Why is this hard to replicate online?
The training listed above is designed for salespeople to react and respond to verbal cues that are provided by a person. Though salespeople are given training and information to be effective, ultimately, the above experience is not rules-based.
Salespeople are not provided rules to abide by when it comes to engaging and interacting with people. To be effective, this interaction must feel natural, not appear scripted, and make a person feel this engagement is on his/her terms.
For a consumer to remain engaged in a face-to-face interaction, they want information presented based on their own information-gathering needs.
This is how and why a face-to-face interaction feels personalised and is the foundation to amazing in-store interactions and is why physical retail converts higher than online.

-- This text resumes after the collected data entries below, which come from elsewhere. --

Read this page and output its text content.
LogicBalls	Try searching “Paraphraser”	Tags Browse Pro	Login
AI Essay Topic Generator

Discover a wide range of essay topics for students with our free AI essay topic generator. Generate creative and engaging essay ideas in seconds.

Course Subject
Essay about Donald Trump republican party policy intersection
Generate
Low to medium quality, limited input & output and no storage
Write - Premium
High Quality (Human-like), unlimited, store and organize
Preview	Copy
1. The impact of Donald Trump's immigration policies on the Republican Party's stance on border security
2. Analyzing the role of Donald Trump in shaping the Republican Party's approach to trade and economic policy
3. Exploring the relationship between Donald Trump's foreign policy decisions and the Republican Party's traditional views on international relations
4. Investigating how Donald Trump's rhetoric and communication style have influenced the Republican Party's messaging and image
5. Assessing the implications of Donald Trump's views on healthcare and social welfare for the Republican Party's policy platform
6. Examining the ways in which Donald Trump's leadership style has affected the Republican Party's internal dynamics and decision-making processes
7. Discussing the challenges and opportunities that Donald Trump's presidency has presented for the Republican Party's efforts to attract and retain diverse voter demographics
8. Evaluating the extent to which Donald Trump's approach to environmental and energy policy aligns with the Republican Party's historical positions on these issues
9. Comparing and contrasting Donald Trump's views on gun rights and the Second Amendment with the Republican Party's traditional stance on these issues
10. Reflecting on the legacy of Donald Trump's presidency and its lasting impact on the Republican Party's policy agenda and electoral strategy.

For a moment, pause and reflect on when you have had a poor experience with a salesperson in a physical setting. Commonly, one of three things would have occurred:
- The salesperson loved the sound of his/her voice and presented information that was not relevant
- The salesperson did a poor job of presenting information - the salesperson used 'jargony' language you did not understand
- When you stated what you wanted/needed, the salesperson presented products that did not fit your need
In summary, the experience felt like the salesperson did not understand your needs, was irrelevant, and just wanted to sell you anything they could. If one (or more) of the above happened to you, did you buy from that salesperson?
Of course not.
Technologies Require Rules
Conversely, every eCommerce technology (and the various connected business systems) can only operate with pre-defined rules. This will never change.
And even though Artificial Intelligence (AI) continues to boast it will automate thinking and enhance experiences at scale, it too must conform to rules.

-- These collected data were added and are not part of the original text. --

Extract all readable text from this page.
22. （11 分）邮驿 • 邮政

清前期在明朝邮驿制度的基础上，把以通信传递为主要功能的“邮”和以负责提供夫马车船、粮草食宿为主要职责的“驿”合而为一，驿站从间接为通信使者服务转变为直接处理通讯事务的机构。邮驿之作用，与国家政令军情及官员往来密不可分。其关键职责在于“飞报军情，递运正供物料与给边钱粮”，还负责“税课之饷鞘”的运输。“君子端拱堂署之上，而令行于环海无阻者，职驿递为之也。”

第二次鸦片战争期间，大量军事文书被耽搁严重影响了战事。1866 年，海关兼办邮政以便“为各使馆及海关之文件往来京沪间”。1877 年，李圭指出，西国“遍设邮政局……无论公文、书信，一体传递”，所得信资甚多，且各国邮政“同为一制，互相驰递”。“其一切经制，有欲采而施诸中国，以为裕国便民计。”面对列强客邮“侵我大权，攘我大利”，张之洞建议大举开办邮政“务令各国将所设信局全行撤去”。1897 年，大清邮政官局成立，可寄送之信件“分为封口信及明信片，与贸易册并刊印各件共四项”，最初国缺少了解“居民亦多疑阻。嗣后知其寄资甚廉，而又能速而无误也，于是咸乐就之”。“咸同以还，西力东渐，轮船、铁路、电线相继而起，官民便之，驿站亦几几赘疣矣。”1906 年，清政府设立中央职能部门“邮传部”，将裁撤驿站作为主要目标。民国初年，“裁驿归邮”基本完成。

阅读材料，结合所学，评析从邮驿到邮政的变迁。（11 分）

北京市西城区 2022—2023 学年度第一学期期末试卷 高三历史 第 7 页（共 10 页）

The crux of an online channel's underperformance is always because the rules in play are poorly designed and not aligned to how consumers want to engage with a retailer online.

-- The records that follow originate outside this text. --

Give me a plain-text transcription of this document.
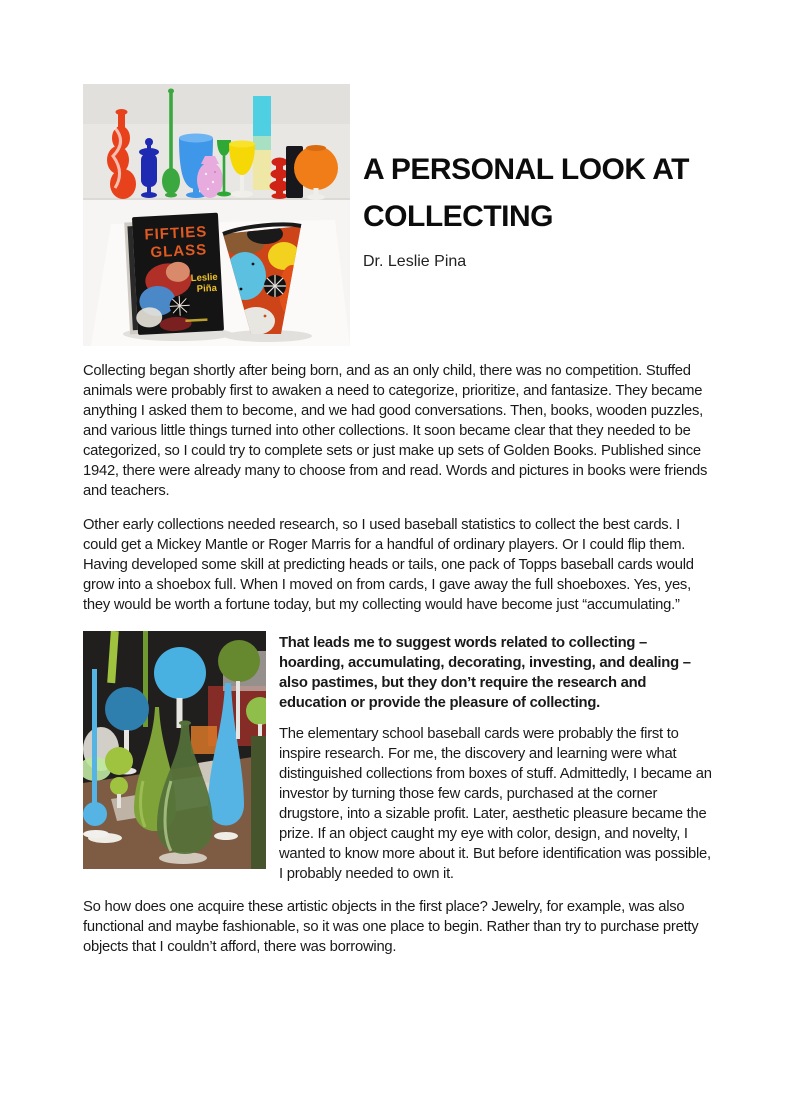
FIFTIES
GLASS
Leslie
Piña
A PERSONAL LOOK AT COLLECTING

Dr. Leslie Pina

Collecting began shortly after being born, and as an only child, there was no competition. Stuffed animals were probably first to awaken a need to categorize, prioritize, and fantasize. They became anything I asked them to become, and we had good conversations. Then, books, wooden puzzles, and various little things turned into other collections. It soon became clear that they needed to be categorized, so I could try to complete sets or just make up sets of Golden Books. Published since 1942, there were already many to choose from and read. Words and pictures in books were friends and teachers.

Other early collections needed research, so I used baseball statistics to collect the best cards. I could get a Mickey Mantle or Roger Marris for a handful of ordinary players. Or I could flip them. Having developed some skill at predicting heads or tails, one pack of Topps baseball cards would grow into a shoebox full. When I moved on from cards, I gave away the full shoeboxes. Yes, yes, they would be worth a fortune today, but my collecting would have become just “accumulating.”

That leads me to suggest words related to collecting – hoarding, accumulating, decorating, investing, and dealing – also pastimes, but they don’t require the research and education or provide the pleasure of collecting.

The elementary school baseball cards were probably the first to inspire research. For me, the discovery and learning were what distinguished collections from boxes of stuff. Admittedly, I became an investor by turning those few cards, purchased at the corner drugstore, into a sizable profit. Later, aesthetic pleasure became the prize. If an object caught my eye with color, design, and novelty, I wanted to know more about it. But before identification was possible, I probably needed to own it.

So how does one acquire these artistic objects in the first place? Jewelry, for example, was also functional and maybe fashionable, so it was one place to begin. Rather than try to purchase pretty objects that I couldn’t afford, there was borrowing.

Another way to put it is, consider the above comments of the poor salesperson you would never buy from. This is what underperforming online channels do all day every day:
- If the site has good content, but it's hidden and/or presented in the wrong places (content presentation rules are flawed)
- The behavior of functional elements is not intuitive (the rules that govern functionality behaviors are flawed)
- The layouts of pages are poor (the rules governing page element and page content are flawed)
- Inventory availability is confusing (business system rules feeding the site are flawed)
- The experiences on mobile are difficult for people to engage with (the rules governing rendering content and functionality on small screens are flawed)
Retailers can spend millions on an enterprise eCommerce technology, however, if the rules that govern its engagement are flawed, a retailer will never gain ROI on that investment.
The first step for every retailer is to construct a planning methodology to drive a comprehensive listening process that helps guide the rules of the eCommerce technology and all supporting systems.
Then retailers seek out the technologies that can follow these rules or the business changes its existing technologies to comply with the new rules.
This is the foundation to constructing and scaling personalised online experiences.